Il utilise le terme "non humain" (plutôt qu'extraterrestre) pour inclure
l'hypothèse de dimensions parallèles ou d'autres origines inconnues.
• La présence de restes biologiques : Questionné directement par
l'élue Nancy Mace pour savoir si les corps des pilotes de ces engins
avaient été récupérés, Grusch a répondu : « Des produits biologiques
sont venus avec certaines de ces récupérations. » Il a précisé qu'ils
étaient « non humains, et c'était l'évaluation de personnes ayant une
connaissance directe du programme. »
• L'existence de blessés et de morts : Grusch a affirmé sous
serment que des êtres humains ont été blessés ou tués lors de tentatives
de rétro-ingénierie de ces technologies, ou lors d'interactions avec ces
phénomènes.
• Le financement opaque : Il a expliqué que ces programmes
ultra-secrets ("Special Access Programs") sont financés illégalement en
dehors de toute supervision du Congrès, par le biais de détournements de
fonds d'autres budgets militaires officiels.
• Les limites du témoignage public : À plusieurs reprises, face à
des questions précises sur les lieux exacts des crashs ou les noms des
entreprises privées impliquées (comme Lockheed Martin, souvent citée par
les experts), Grusch a refusé de répondre publiquement.

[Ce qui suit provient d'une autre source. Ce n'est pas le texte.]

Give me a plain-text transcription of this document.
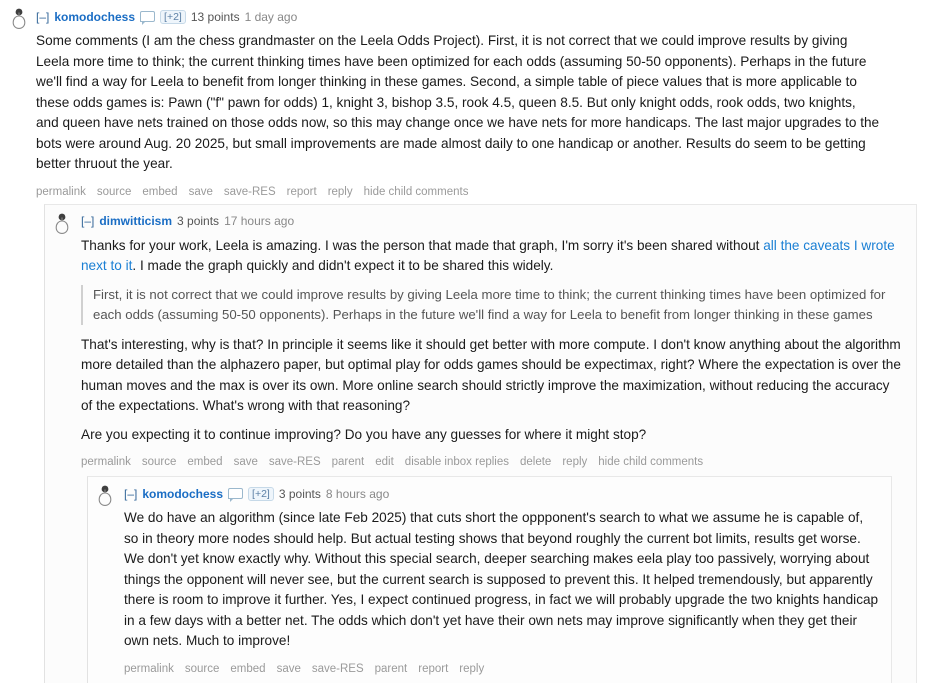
[–] komodochess	[+2] 13 points 1 day ago

Some comments (I am the chess grandmaster on the Leela Odds Project). First, it is not correct that we could improve results by giving Leela more time to think; the current thinking times have been optimized for each odds (assuming 50-50 opponents). Perhaps in the future we'll find a way for Leela to benefit from longer thinking in these games. Second, a simple table of piece values that is more applicable to these odds games is: Pawn ("f" pawn for odds) 1, knight 3, bishop 3.5, rook 4.5, queen 8.5. But only knight odds, rook odds, two knights, and queen have nets trained on those odds now, so this may change once we have nets for more handicaps. The last major upgrades to the bots were around Aug. 20 2025, but small improvements are made almost daily to one handicap or another. Results do seem to be getting better thruout the year.

permalink source embed save save-RES report reply hide child comments
[–] dimwitticism 3 points 17 hours ago

Thanks for your work, Leela is amazing. I was the person that made that graph, I'm sorry it's been shared without all the caveats I wrote next to it. I made the graph quickly and didn't expect it to be shared this widely.

First, it is not correct that we could improve results by giving Leela more time to think; the current thinking times have been optimized for each odds (assuming 50-50 opponents). Perhaps in the future we'll find a way for Leela to benefit from longer thinking in these games

That's interesting, why is that? In principle it seems like it should get better with more compute. I don't know anything about the algorithm more detailed than the alphazero paper, but optimal play for odds games should be expectimax, right? Where the expectation is over the human moves and the max is over its own. More online search should strictly improve the maximization, without reducing the accuracy of the expectations. What's wrong with that reasoning?

Are you expecting it to continue improving? Do you have any guesses for where it might stop?

permalink source embed save save-RES parent edit disable inbox replies delete reply hide child comments
[–] komodochess	[+2] 3 points 8 hours ago

We do have an algorithm (since late Feb 2025) that cuts short the oppponent's search to what we assume he is capable of, so in theory more nodes should help. But actual testing shows that beyond roughly the current bot limits, results get worse. We don't yet know exactly why. Without this special search, deeper searching makes eela play too passively, worrying about things the opponent will never see, but the current search is supposed to prevent this. It helped tremendously, but apparently there is room to improve it further. Yes, I expect continued progress, in fact we will probably upgrade the two knights handicap in a few days with a better net. The odds which don't yet have their own nets may improve significantly when they get their own nets. Much to improve!

permalink source embed save save-RES parent report reply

Il a indiqué
qu'il ne pouvait fournir ces détails classifiés que dans un SCIF (un
bureau sécurisé pour le traitement des informations secrètes) aux
membres du Congrès dotés des habilitations requises.

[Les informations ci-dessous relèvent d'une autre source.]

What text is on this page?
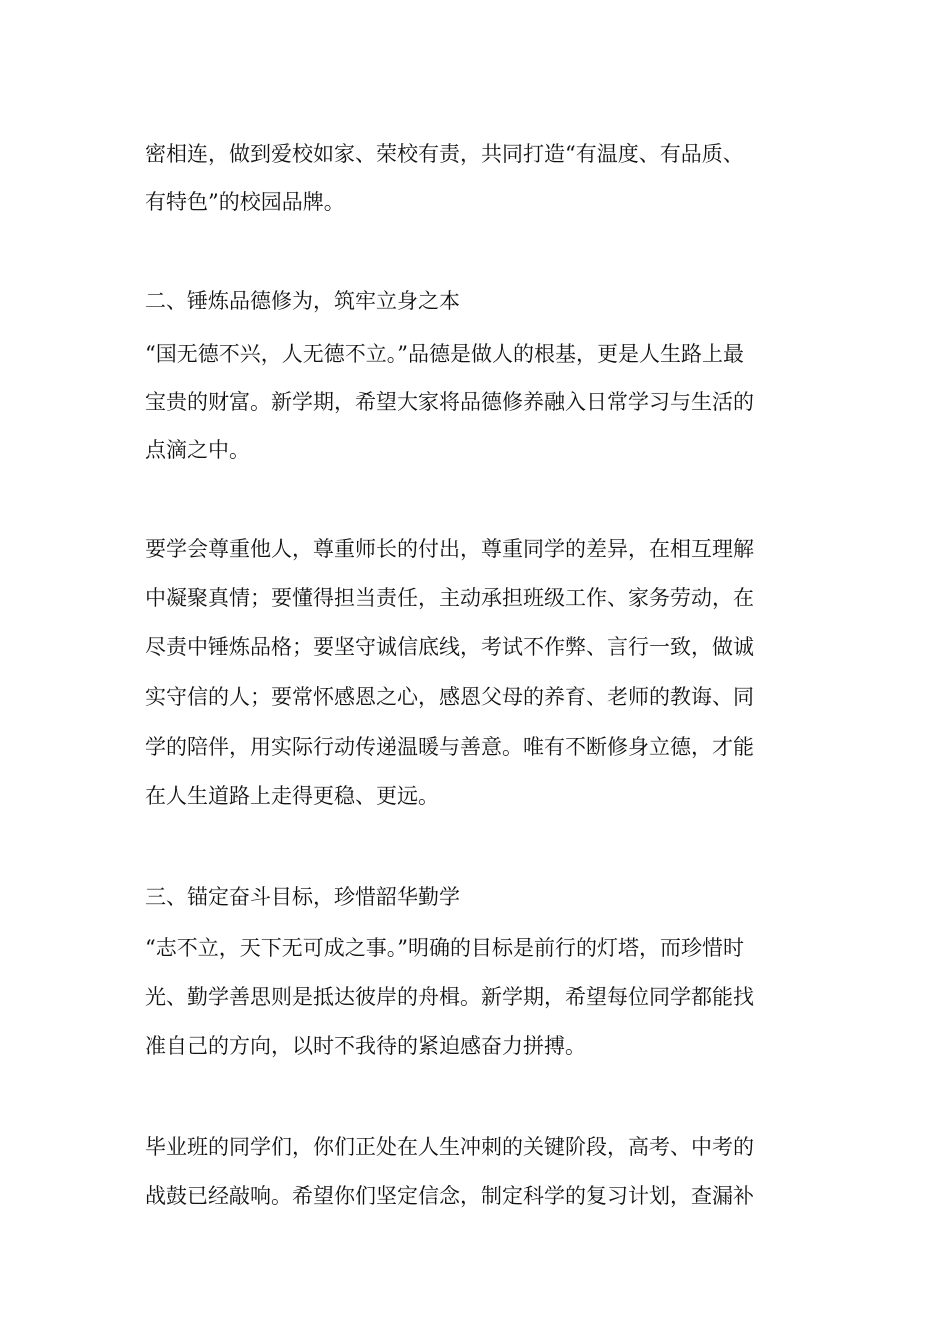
密相连，做到爱校如家、荣校有责，共同打造“有温度、有品质、
有特色”的校园品牌。
二、锤炼品德修为，筑牢立身之本
“国无德不兴，人无德不立。”品德是做人的根基，更是人生路上最
宝贵的财富。新学期，希望大家将品德修养融入日常学习与生活的
点滴之中。
要学会尊重他人，尊重师长的付出，尊重同学的差异，在相互理解
中凝聚真情；要懂得担当责任，主动承担班级工作、家务劳动，在
尽责中锤炼品格；要坚守诚信底线，考试不作弊、言行一致，做诚
实守信的人；要常怀感恩之心，感恩父母的养育、老师的教诲、同
学的陪伴，用实际行动传递温暖与善意。唯有不断修身立德，才能
在人生道路上走得更稳、更远。
三、锚定奋斗目标，珍惜韶华勤学
“志不立，天下无可成之事。”明确的目标是前行的灯塔，而珍惜时
光、勤学善思则是抵达彼岸的舟楫。新学期，希望每位同学都能找
准自己的方向，以时不我待的紧迫感奋力拼搏。
毕业班的同学们，你们正处在人生冲刺的关键阶段，高考、中考的
战鼓已经敲响。希望你们坚定信念，制定科学的复习计划，查漏补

2. La nature des représailles qu'il dit
avoir subies
David Grusch a officiellement déposé une plainte auprès de l'inspecteur
général de la communauté du renseignement (ICIG) pour dénoncer les
pressions et sanctions illégales subies à la suite de ses démarches
internes.
• Harcèlement administratif : Après avoir commencé à poser des
questions et à collecter des témoignages en 2021, sa hiérarchie a
restreint ses accès de sécurité et annulé certaines de ses
habilitations, paralysant sa carrière.
• Menaces physiques et intimidation : Grusch a évoqué des
tactiques de déstabilisation psychologique agressives. Il a mentionné
sous serment que lui, sa femme et plusieurs de ses sources avaient été
visés par des menaces directes contre leur sécurité physique et leur
vie, orchestrées par des responsables de la communauté du renseignement
pour les faire taire.
• Campagne de dénigrement médiatique : Peu après ses premières
révélations publiques à l'été 2023, des documents médicaux confidentiels
concernant son passé (notamment des dossiers de police liés à un épisode
de stress post-traumatique après son retour d'Afghanistan) ont été
divulgués à des journalistes. Grusch et ses soutiens ont dénoncé une
fuite illégale orchestrée par le Pentagone pour détruire sa crédibilité
publique.
• Soutien de l'Inspecteur Général : Un point crucial donne du
poids à ces accusations : l'inspecteur général du renseignement a jugé
sa plainte pour représailles comme étant « crédible et urgente », ce qui
a légalement forcé la transmission de son dossier au Congrès américain.